Accuracy of Fourier phase mapping of radionuclide gated biventriculograms in detecting the origin of abnormal ventricular activation was studied during ventricular tachycardia or preexcitation. Group I included six patients suffering from clinical recurrent VT; 3 gated blood pool studies were acquired for each patient: during sinus rhythm, right ventricular pacing, and induced sustained VT-Group II included seven patients with Wolff-Parkinson-White syndrome and recurrent paroxysmal tachycardia; 3 gated blood pool studies were acquired for each patient: during sinus rhythm, right atrial pacing and orthodromic reciprocating tachycardia. Each acquisition lasted 5 min, in 30 degrees-40 degrees left anterior oblique projection. In Group I, the Fourier phase mapping was consistent with QRS morphology and axis during VT (5/6), except in one patient with LV aneurysm and LBBB electrical pattern during VT. Origin of VT on phase mapping was located in the right ventricle (n = 2) or in left ventricle (n = 4), at the border of wall motion abnormalities each time they existed (5/6). In Group II, the phase advance correlated with the location of the accessory pathway determined by ECG and endocardial mapping (n = 6) and per-operative epicardial mapping (n = 1). Discrimination between anterior and posterior localisation of paraseptal pathways and location of intermittent preexcitation was not possible. We conclude that Fourier phase mapping is an accurate method for locating the origin of VT and determining its etiology. It can help locate the site of ventricular preexcitation in patients with only one accessory pathway; its accuracy in locating multiple accessory pathways remains unknown.

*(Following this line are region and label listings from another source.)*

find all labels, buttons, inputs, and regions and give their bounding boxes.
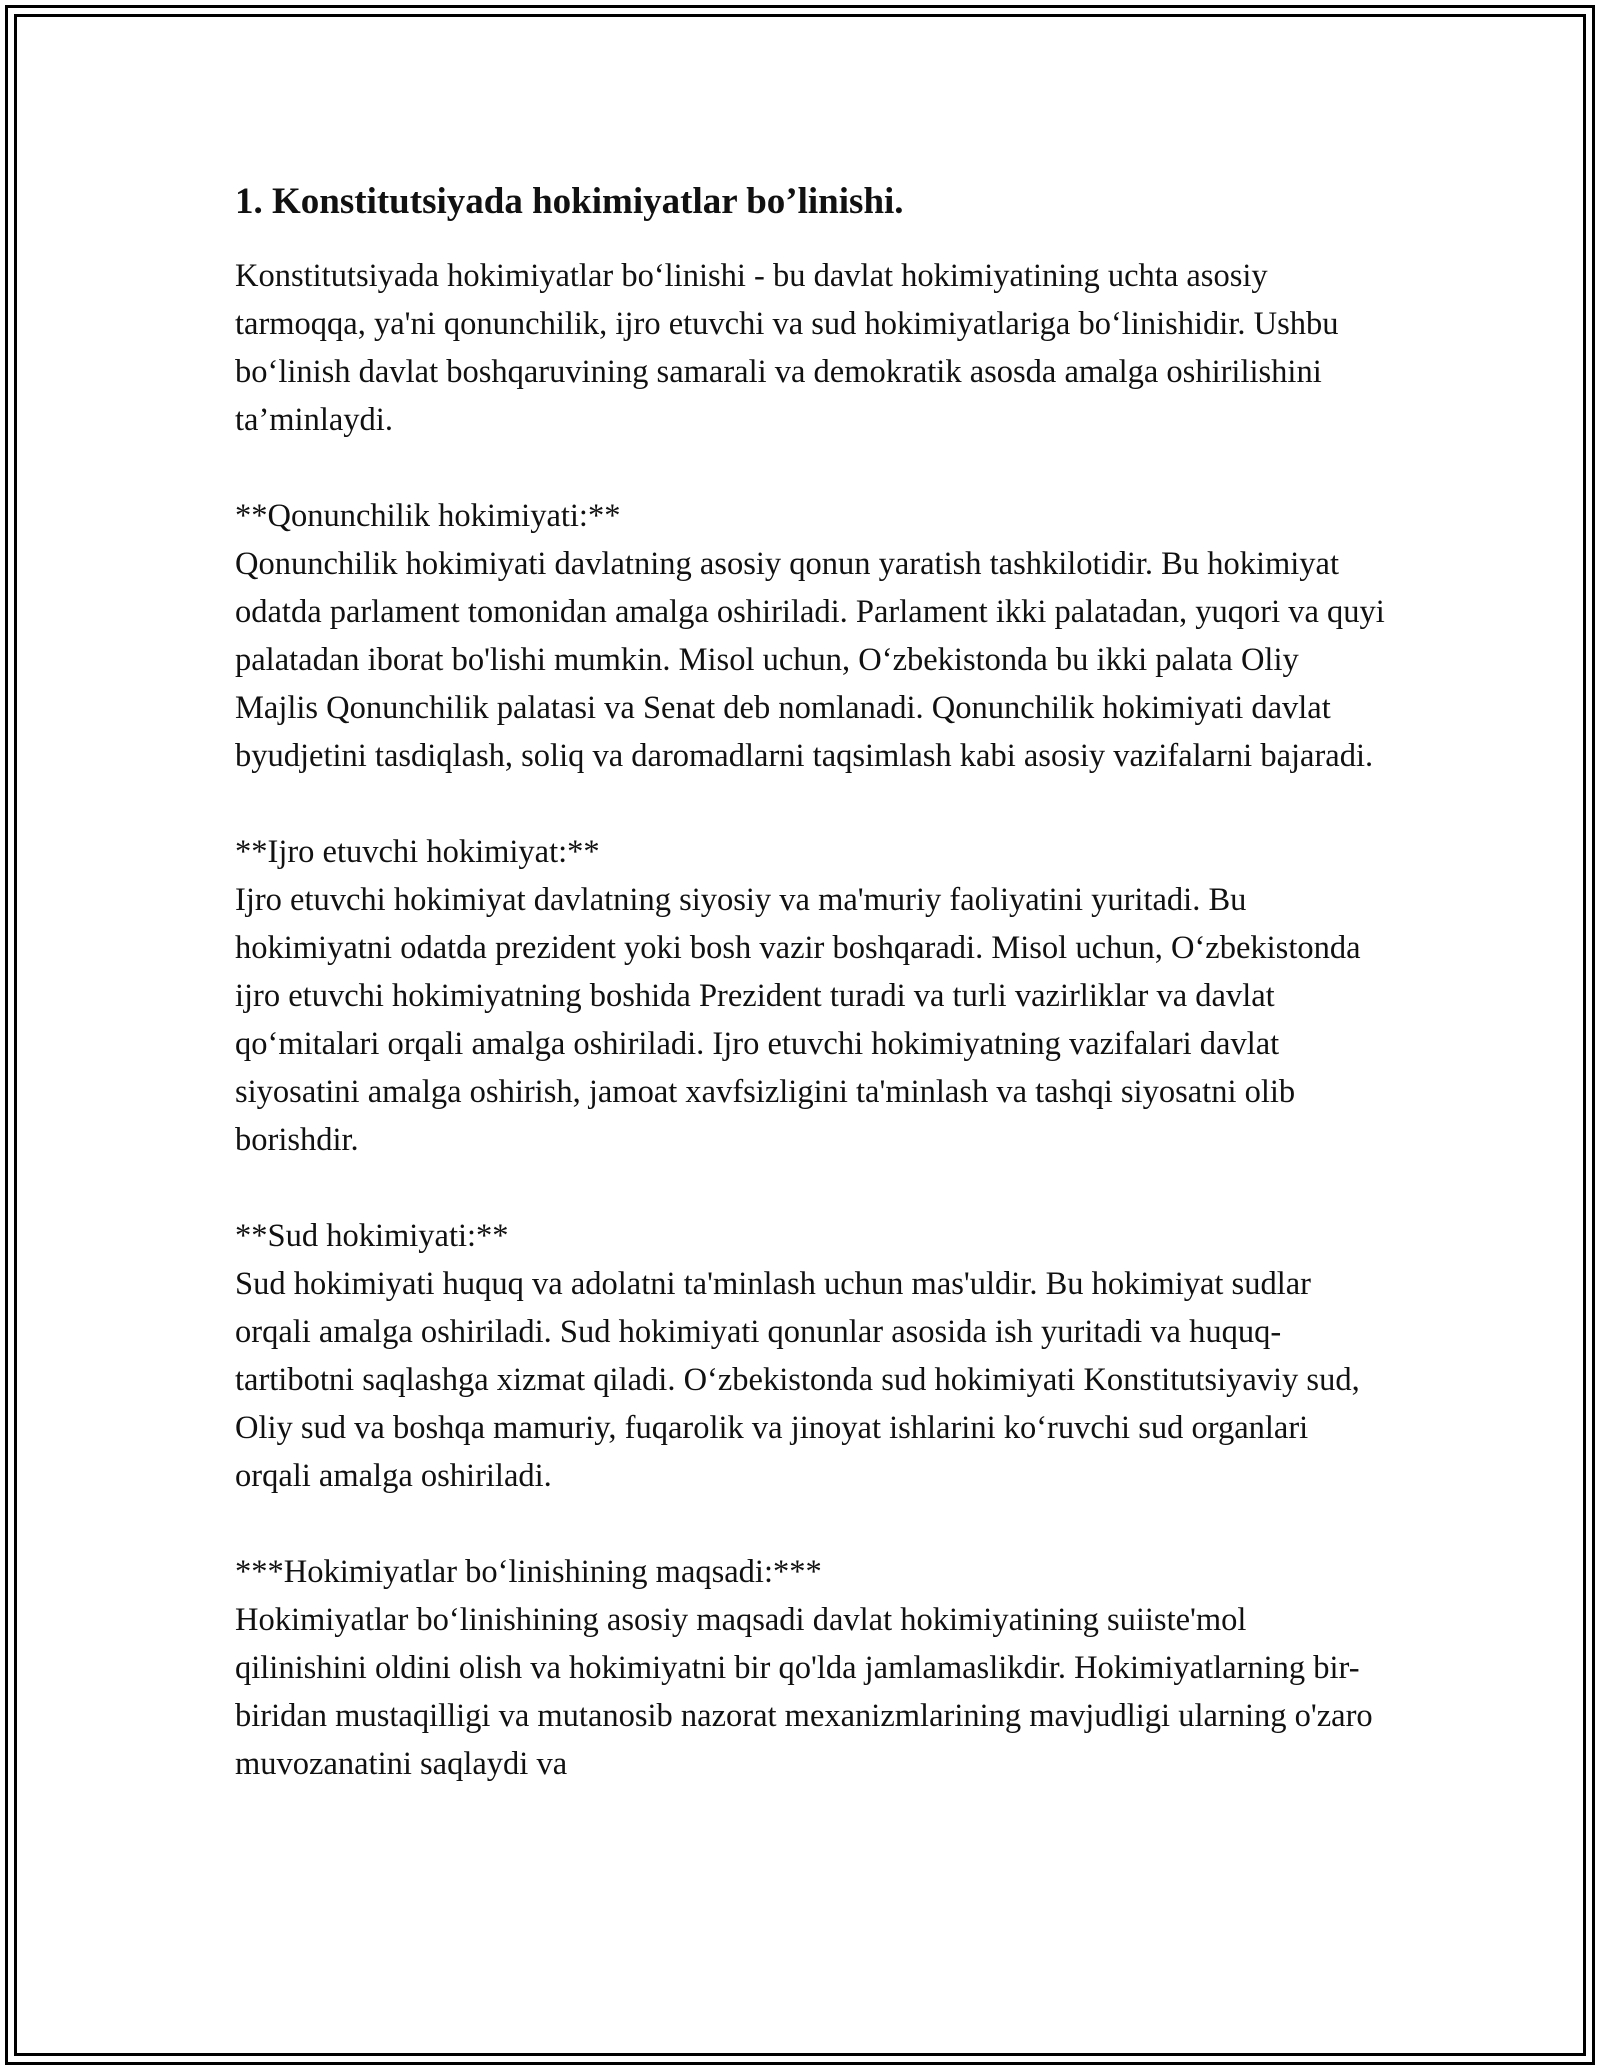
paragraph-gap	[235, 1164, 1385, 1212]
section-body: Sud hokimiyati huquq va adolatni ta'minlash uchun mas'uldir. Bu hokimiyat sudlar orqali amalga oshiriladi. Sud hokimiyati qonunlar asosida ish yuritadi va huquq-tartibotni saqlashga xizmat qiladi. Oʻzbekistonda sud hokimiyati Konstitutsiyaviy sud, Oliy sud va boshqa mamuriy, fuqarolik va jinoyat ishlarini koʻruvchi sud organlari orqali amalga oshiriladi.	[235, 1266, 1360, 1495]
section-body: Qonunchilik hokimiyati davlatning asosiy qonun yaratish tashkilotidir. Bu hokimiyat odatda parlament tomonidan amalga oshiriladi. Parlament ikki palatadan, yuqori va quyi palatadan iborat bo'lishi mumkin. Misol uchun, Oʻzbekistonda bu ikki palata Oliy Majlis Qonunchilik palatasi va Senat deb nomlanadi. Qonunchilik hokimiyati davlat byudjetini tasdiqlash, soliq va daromadlarni taqsimlash kabi asosiy vazifalarni bajaradi.	[235, 546, 1385, 775]
section-heading: ***Hokimiyatlar boʻlinishining maqsadi:***	[235, 1554, 822, 1591]
document-title: 1. Konstitutsiyada hokimiyatlar bo’linishi.	[235, 181, 904, 222]
intro-paragraph: Konstitutsiyada hokimiyatlar boʻlinishi - bu davlat hokimiyatining uchta asosiy tarmoqqa, ya'ni qonunchilik, ijro etuvchi va sud hokimiyatlariga boʻlinishidir. Ushbu boʻlinish davlat boshqaruvining samarali va demokratik asosda amalga oshirilishini ta’minlaydi.	[235, 258, 1339, 439]
section-heading: **Ijro etuvchi hokimiyat:**	[235, 834, 600, 871]
paragraph-gap	[235, 444, 1385, 492]
section-judicial	[235, 1212, 1385, 1500]
section-body: Hokimiyatlar boʻlinishining asosiy maqsadi davlat hokimiyatining suiiste'mol qilinishini oldini olish va hokimiyatni bir qo'lda jamlamaslikdir. Hokimiyatlarning bir-biridan mustaqilligi va mutanosib nazorat mexanizmlarining mavjudligi ularning o'zaro muvozanatini saqlaydi va	[235, 1602, 1373, 1783]
paragraph-gap	[235, 780, 1385, 828]
section-executive	[235, 828, 1385, 1164]
section-body: Ijro etuvchi hokimiyat davlatning siyosiy va ma'muriy faoliyatini yuritadi. Bu hokimiyatni odatda prezident yoki bosh vazir boshqaradi. Misol uchun, Oʻzbekistonda ijro etuvchi hokimiyatning boshida Prezident turadi va turli vazirliklar va davlat qoʻmitalari orqali amalga oshiriladi. Ijro etuvchi hokimiyatning vazifalari davlat siyosatini amalga oshirish, jamoat xavfsizligini ta'minlash va tashqi siyosatni olib borishdir.	[235, 882, 1361, 1159]
section-heading: **Sud hokimiyati:**	[235, 1218, 509, 1255]
section-legislative	[235, 492, 1385, 780]
section-heading: **Qonunchilik hokimiyati:**	[235, 498, 621, 535]
section-purpose	[235, 1548, 1385, 1788]
paragraph-gap	[235, 1500, 1385, 1548]
document-body	[235, 180, 1385, 1788]
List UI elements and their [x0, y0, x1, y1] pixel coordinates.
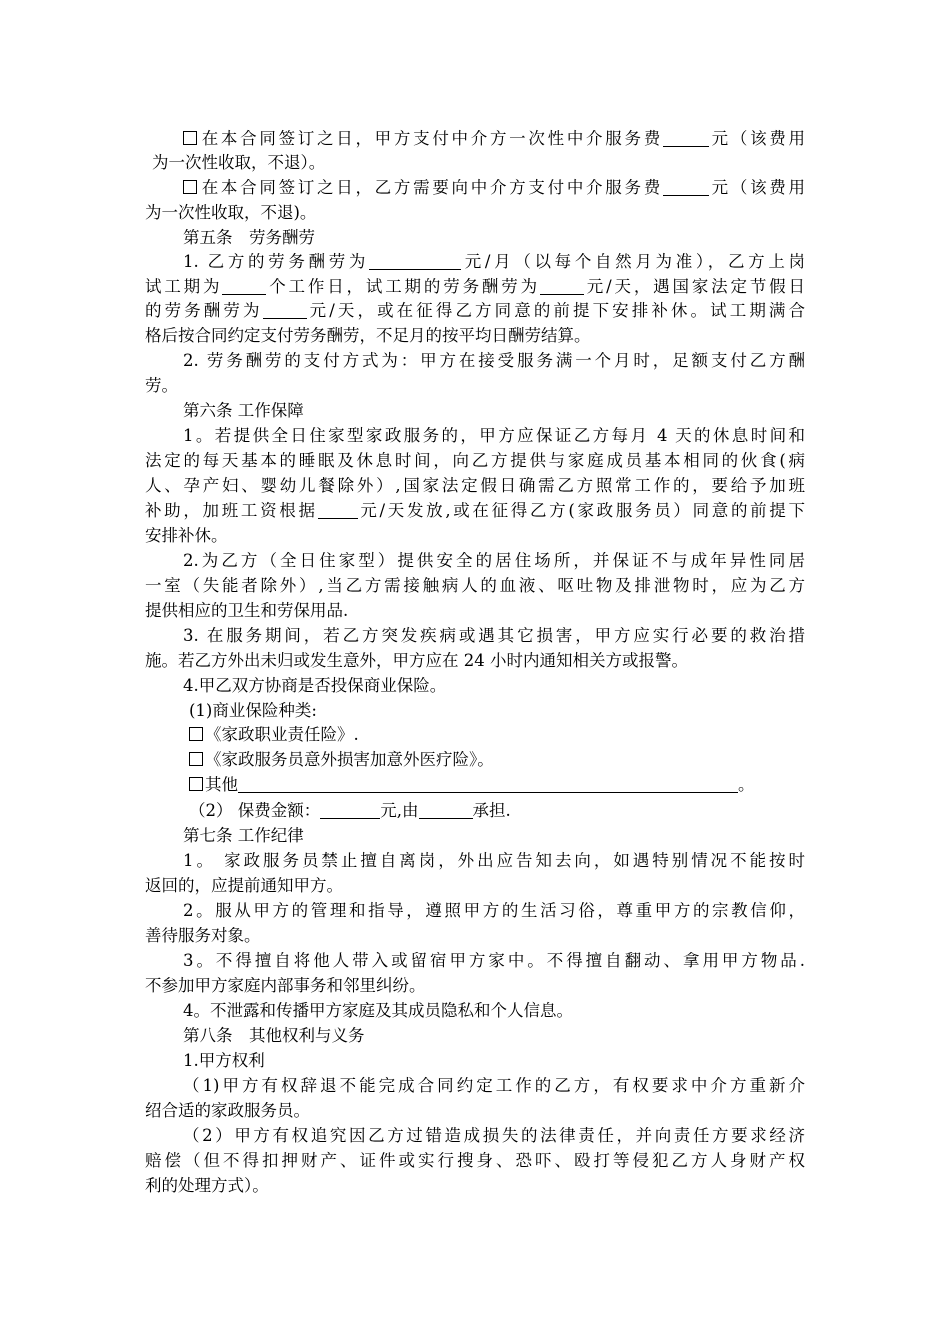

在室性心动过速或预激过程中,研究了放射性核素门控双心室造影的傅里叶相位映射在检测异常心室激动起源方面的准确性。第一组包括6例临床复发性室性心动过速患者;每位患者进行3次门控血池研究:在窦性心律、右心室起搏和诱发的持续性室性心动过速期间。第二组包括7例 Wolff-Parkinson-White 综合征和复发性阵发性心动过速患者;每位患者进行3次门控血池研究:在窦性心律、右心房起搏和正向折返性心动过速期间。每次采集持续5分钟,采用30度 - 40度左前斜位投影。在第一组中,除了1例在室性心动过速期间有左心室室壁瘤和左束支传导阻滞电活动模式的患者外,傅里叶相位映射在室性心动过速期间与QRS形态和电轴一致(5/6)。相位映射上室性心动过速的起源位于右心室(n = 2)或左心室(n = 4),每次都位于存在室壁运动异常的边界处(5/6)。在第二组中,相位提前与通过心电图和心内膜标测确定的旁路位置相关(n = 6)以及与术中的心外膜标测相关(n = 1)。无法区分间隔旁道的前后定位以及间歇性预激的位置。我们得出结论,傅里叶相位映射是一种定位室性心动过速起源并确定其病因的准确方法。它可以帮助定位仅有一条旁路的患者的心室预激部位;其在定位多条旁路方面的准确性尚不清楚。